While distributed clusters can solve the same problems faster than GraphChi on a single computer, for many purposes GraphChi's performance should be adequate. The numbers below do not include time for transferring the input to cloud or cluster, and usually do not include the graph loading time. GraphChi's running times include loading the graph and saving the results, but not preprocessing time. Preprocessing needs to be done only once per graph (you can run many different algorithms on the same preprocessed graph). The preprocessing times are listed in a separate table below.
|Application||Input graph||Graph size||Comparison||GraphChi on Mac Mini (SSD)||Ref|
|Pagerank - 3 iterations||twitter-2010||1.5B edges||Spark, 50 machines, 8.1 min||13 min||1|
|Pagerank - 100 iterations||uk-union||3.8B edges||Stanford GPS (Pregel), 30 machines, 144 min||581 min||2|
|Web-graph Belief Propagation (1 iter.)||yahoo-web||6.7B edges||Pegasus, 100 machines, 22 min||27 min||3|
|Matrix factorization (ALS), 10 iters||Netflix||99M edges||GraphLab, 8-core machine, 4.7 min||9.8 min||4|
|Triangle counting||twitter-2010||1.5B edges||Hadoop, 1636 machines, 423 mins||55 min||5|
Performance on hard drive: We repeated the same experiments on hard-drive, and the running times are roughly double compared to SSD. The hard-drive performance is thus sufficient for many purposes.
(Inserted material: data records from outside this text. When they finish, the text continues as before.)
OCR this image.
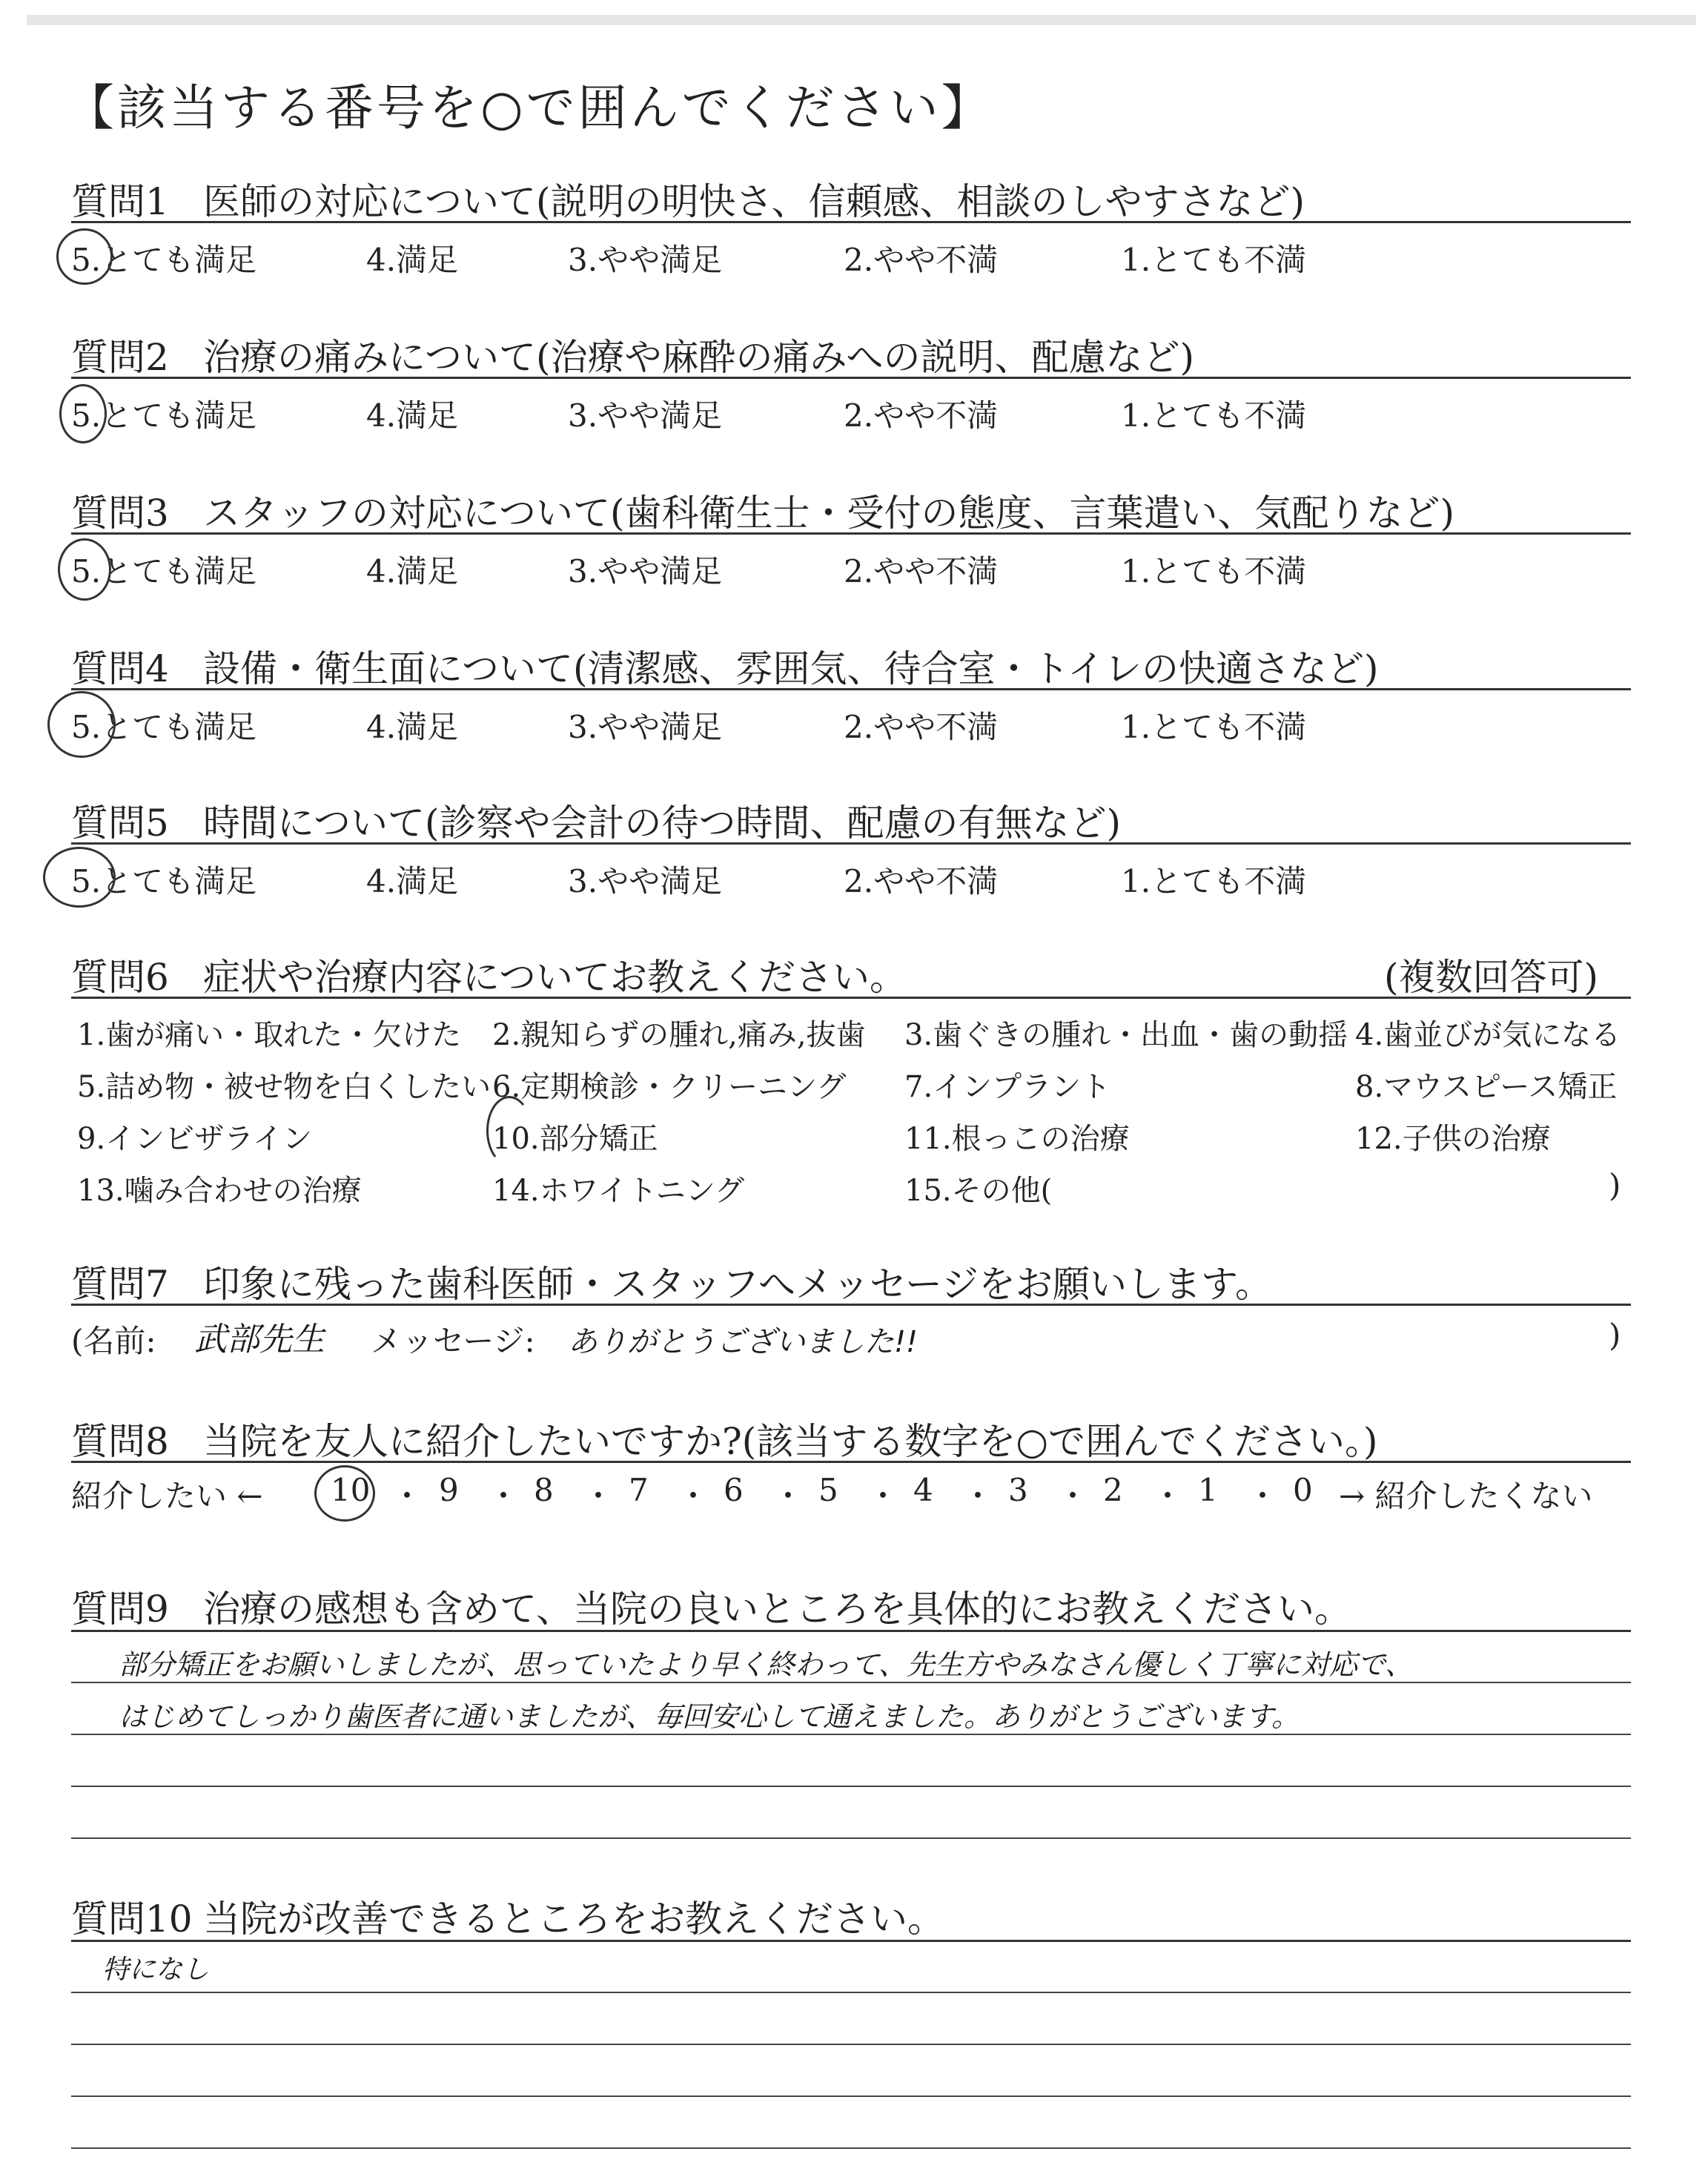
【該当する番号を○で囲んでください】
質問1 医師の対応について(説明の明快さ、信頼感、相談のしやすさなど)
5.とても満足	4.満足	3.やや満足	2.やや不満	1.とても不満
質問2 治療の痛みについて(治療や麻酔の痛みへの説明、配慮など)
5.とても満足	4.満足	3.やや満足	2.やや不満	1.とても不満
質問3 スタッフの対応について(歯科衛生士・受付の態度、言葉遣い、気配りなど)
5.とても満足	4.満足	3.やや満足	2.やや不満	1.とても不満
質問4 設備・衛生面について(清潔感、雰囲気、待合室・トイレの快適さなど)
5.とても満足	4.満足	3.やや満足	2.やや不満	1.とても不満
質問5 時間について(診察や会計の待つ時間、配慮の有無など)
5.とても満足	4.満足	3.やや満足	2.やや不満	1.とても不満
質問6 症状や治療内容についてお教えください。	(複数回答可)
1.歯が痛い・取れた・欠けた 2.親知らずの腫れ,痛み,抜歯 3.歯ぐきの腫れ・出血・歯の動揺 4.歯並びが気になる
5.詰め物・被せ物を白くしたい 6.定期検診・クリーニング 7.インプラント	8.マウスピース矯正
9.インビザライン	10.部分矯正	11.根っこの治療	12.子供の治療
13.噛み合わせの治療	14.ホワイトニング	15.その他(	)
質問7 印象に残った歯科医師・スタッフへメッセージをお願いします。
(名前: 武部先生 メッセージ: ありがとうございました!!	)
質問8 当院を友人に紹介したいですか?(該当する数字を○で囲んでください。)
紹介したい ← 10 ・ 9 ・ 8 ・ 7 ・ 6 ・ 5 ・ 4 ・ 3 ・ 2 ・ 1 ・ 0 → 紹介したくない
質問9 治療の感想も含めて、当院の良いところを具体的にお教えください。
部分矯正をお願いしましたが、思っていたより早く終わって、先生方やみなさん優しく丁寧に対応で、
はじめてしっかり歯医者に通いましたが、毎回安心して通えました。ありがとうございます。
質問10 当院が改善できるところをお教えください。
特になし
Configuration: membudget_mb 3000 execthreads 2 loadthreads 2 niothreads 2 io.blocksize 1048576
|1||I. Stanton and G. Kliot. Streaming graph partitioning for large distributed graphs. 2012.|
|2||S.Salihoglu and J.Widom. GPS: A Graph Processing System. Technical Report, pages 1–32, Apr. 2012.|
|3||U. Kang, D. H. Chau, and C. Faloutsos. Inference of Beliefs on Billion-Scale Graphs. KDD-LDMTA’10, pages 1–7, June 2010.|
|4||http://graphlab.org/datasets.html (Retrieved June 30, 2012)|
|5||S. Suri and S. Vassilvitskii. Counting triangles and the curse of the last reducer. In Proceedings of the 20th international conference on World wide web, pages 607–614. ACM, 2011.|
Comparison to Giraph
Apache Giraph is an open-source implementation of the Pregel graph engine, built on top of Hadoop. Based on a recent talk by the main developer of Giraph ( http://www.youtube.com/watch?v=b5Qmz4zPj-M ), Giraph running with 20 workers can run five iterations of !PageRank on a graph with 5 billion edges in approx. 75 minutes. Estimated from our results above, GraphChi can execute similar task in roughly the same time on just one machine. The structure of the input graph affects the runtime, so a direct comparison is not possible without using the same input.